Genomics

Genomics#

A systematic, best-practice GWAS pipeline built on the omicverse.genetics module — a unified statistical-genetics framework that threads genotype, expression and complex traits into one analysis.

This chapter is a three-notebook end-to-end workflow, not a catalogue of methods.

The first two notebooks run entirely on real public data — exposed through ov.datasets loaders — so each result is what the data actually show, and each step feeds the next:

  1. From genotypes to a fine-mapped locus — a real cis-eQTL association study on the GEUVADIS cohort (462 1000-Genomes individuals with real chr22 genotypes and lymphoblastoid-cell-line RNA-seq). Sample QC, variant QC, population-structure correction by genotype PCA (the real European/African split), a cis-eQTL screen that picks a gene with a strong signal, a PC-adjusted association scan, genomic-inflation and Q-Q / Manhattan diagnostics, and SuSiE statistical fine-mapping to a 95% credible set.

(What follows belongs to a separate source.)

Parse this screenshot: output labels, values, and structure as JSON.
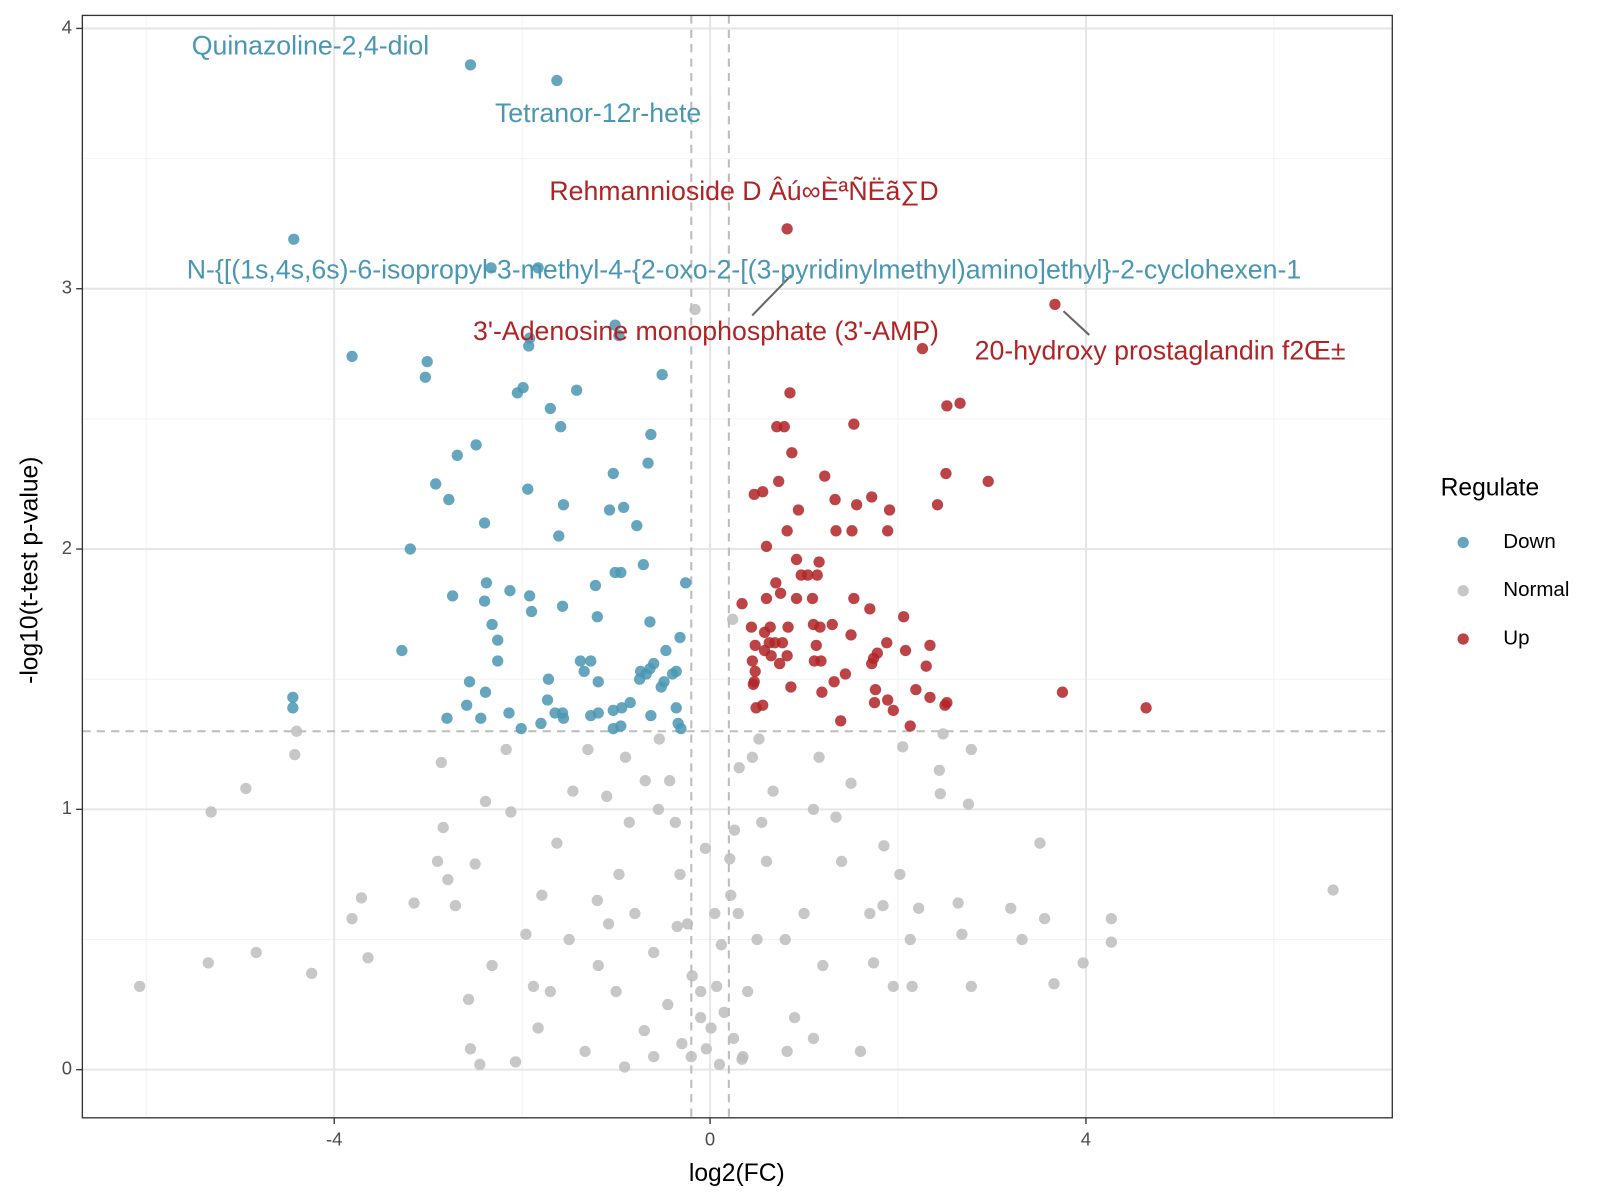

  2. From a GWAS hit to a mechanism — functional follow-up of the real blood lymphocyte-count GWAS of Astle et al. 2017 (GWAS Catalog GCST004627, N ≈ 173k). Manhattan + genomic-inflation overview, SNP-heritability by LD score regression, Bayesian colocalization of the GWAS against real GTEx v8 whole-blood cis-eQTLs, transcriptome-wide association (S-PrediXcan TWAS), Mendelian randomization with MR-Egger pleiotropy sensitivity, and single-cell disease-relevance scoring (scDRS) on a real PBMC atlas to find the disease-relevant cell type.

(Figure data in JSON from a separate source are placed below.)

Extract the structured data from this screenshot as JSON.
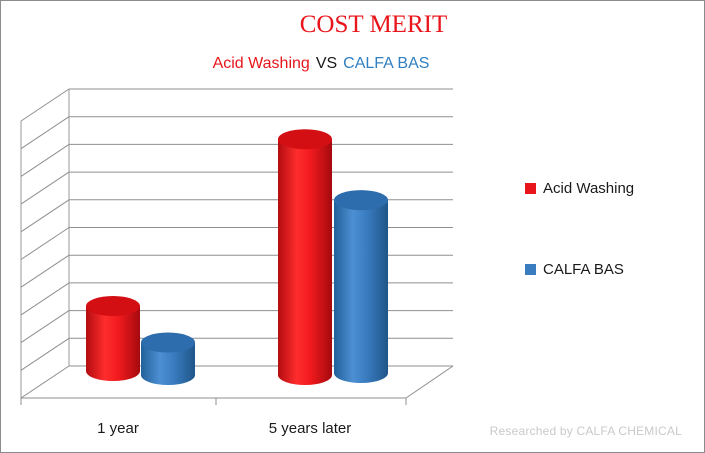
{
  "chart_data": {
    "type": "bar",
    "title": "COST MERIT",
    "subtitle": {
      "series_a": "Acid Washing",
      "vs": "VS",
      "series_b": "CALFA BAS"
    },
    "categories": [
      "1 year",
      "5 years later"
    ],
    "series": [
      {
        "name": "Acid Washing",
        "color": "#e8151b",
        "values": [
          2,
          9
        ]
      },
      {
        "name": "CALFA BAS",
        "color": "#2f7fc1",
        "values": [
          1,
          6.6
        ]
      }
    ],
    "ylim": [
      0,
      10
    ],
    "grid": true,
    "projection": "3d-cylinder",
    "legend_position": "right",
    "xlabel": "",
    "ylabel": ""
  },
  "footer": {
    "credit": "Researched by CALFA CHEMICAL"
  }
}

Every step opens with the rationale — the why, the standard thresholds and how to interpret the result — and reports the real numbers honestly, caveats and all, so the chapter reads as a GWAS protocol on real data. The statistical engines are the standalone R-parity packages pymatrixeqtl, pysusie, pycoloc, pytwosamplemr, pyscdrs, pyldsc and pytwas; the GWAS core (QC, association, genomic inflation) needs no backend.

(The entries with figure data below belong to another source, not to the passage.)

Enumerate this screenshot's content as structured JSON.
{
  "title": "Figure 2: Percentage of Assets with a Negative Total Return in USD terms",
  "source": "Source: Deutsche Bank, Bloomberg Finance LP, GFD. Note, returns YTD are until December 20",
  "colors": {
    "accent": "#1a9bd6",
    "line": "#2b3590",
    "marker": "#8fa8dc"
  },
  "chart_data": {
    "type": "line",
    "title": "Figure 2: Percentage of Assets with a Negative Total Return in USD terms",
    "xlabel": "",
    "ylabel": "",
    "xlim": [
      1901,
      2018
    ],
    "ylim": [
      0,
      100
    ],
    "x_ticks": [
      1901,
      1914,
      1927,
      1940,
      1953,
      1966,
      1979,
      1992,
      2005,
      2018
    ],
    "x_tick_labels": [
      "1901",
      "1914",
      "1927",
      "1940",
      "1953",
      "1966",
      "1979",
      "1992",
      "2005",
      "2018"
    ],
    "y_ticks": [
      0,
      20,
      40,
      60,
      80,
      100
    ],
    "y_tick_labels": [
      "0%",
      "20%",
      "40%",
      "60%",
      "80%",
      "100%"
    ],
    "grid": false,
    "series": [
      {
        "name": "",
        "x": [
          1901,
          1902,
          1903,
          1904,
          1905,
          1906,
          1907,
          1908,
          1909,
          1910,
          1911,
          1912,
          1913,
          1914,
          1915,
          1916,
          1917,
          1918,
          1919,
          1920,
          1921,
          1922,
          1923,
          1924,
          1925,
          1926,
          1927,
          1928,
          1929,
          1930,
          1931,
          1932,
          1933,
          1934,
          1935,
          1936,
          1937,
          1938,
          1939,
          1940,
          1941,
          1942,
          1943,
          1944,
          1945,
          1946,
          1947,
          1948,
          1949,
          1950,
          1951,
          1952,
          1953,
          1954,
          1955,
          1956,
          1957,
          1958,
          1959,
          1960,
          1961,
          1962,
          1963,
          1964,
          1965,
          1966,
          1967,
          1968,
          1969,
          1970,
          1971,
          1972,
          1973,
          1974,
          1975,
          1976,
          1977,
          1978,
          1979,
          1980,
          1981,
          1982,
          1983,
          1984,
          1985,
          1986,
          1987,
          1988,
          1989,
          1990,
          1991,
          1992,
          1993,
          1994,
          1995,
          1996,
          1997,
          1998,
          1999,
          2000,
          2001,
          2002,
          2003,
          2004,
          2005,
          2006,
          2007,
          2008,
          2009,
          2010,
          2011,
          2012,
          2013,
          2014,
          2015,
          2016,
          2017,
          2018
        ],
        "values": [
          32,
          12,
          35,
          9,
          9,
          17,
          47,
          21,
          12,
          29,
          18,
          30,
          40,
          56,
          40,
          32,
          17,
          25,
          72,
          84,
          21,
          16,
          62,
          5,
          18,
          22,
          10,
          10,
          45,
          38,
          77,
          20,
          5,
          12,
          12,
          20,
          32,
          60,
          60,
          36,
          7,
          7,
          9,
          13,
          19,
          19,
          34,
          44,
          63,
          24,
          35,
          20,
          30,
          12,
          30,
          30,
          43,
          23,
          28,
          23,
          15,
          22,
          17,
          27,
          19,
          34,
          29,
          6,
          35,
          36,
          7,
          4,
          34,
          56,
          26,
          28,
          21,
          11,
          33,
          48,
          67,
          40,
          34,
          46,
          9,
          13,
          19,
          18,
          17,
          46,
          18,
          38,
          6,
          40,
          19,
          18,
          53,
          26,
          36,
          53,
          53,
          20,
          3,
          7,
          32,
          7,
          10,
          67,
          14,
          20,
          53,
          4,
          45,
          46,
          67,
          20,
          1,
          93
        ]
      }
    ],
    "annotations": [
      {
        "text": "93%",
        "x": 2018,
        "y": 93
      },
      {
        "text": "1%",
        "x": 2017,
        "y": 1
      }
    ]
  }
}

  1. From a GWAS hit to spatially resolved mapping — spatially resolved GWAS with gsMap on the official MOSTA embryo dataset (E16.5_E1S1.MOSTA.h5ad, 121,767 spots). The pipeline learns a latent representation from expression and spatial structure, maps it back to gene-level specificity scores (GSS), connects pre-computed LD resources, runs spatial-LDSC with real GWAS summary statistics (IQ_NG_2018), aggregates spot-level p-values by Cauchy combination, and visualises the results with native OmicVerse plotting methods.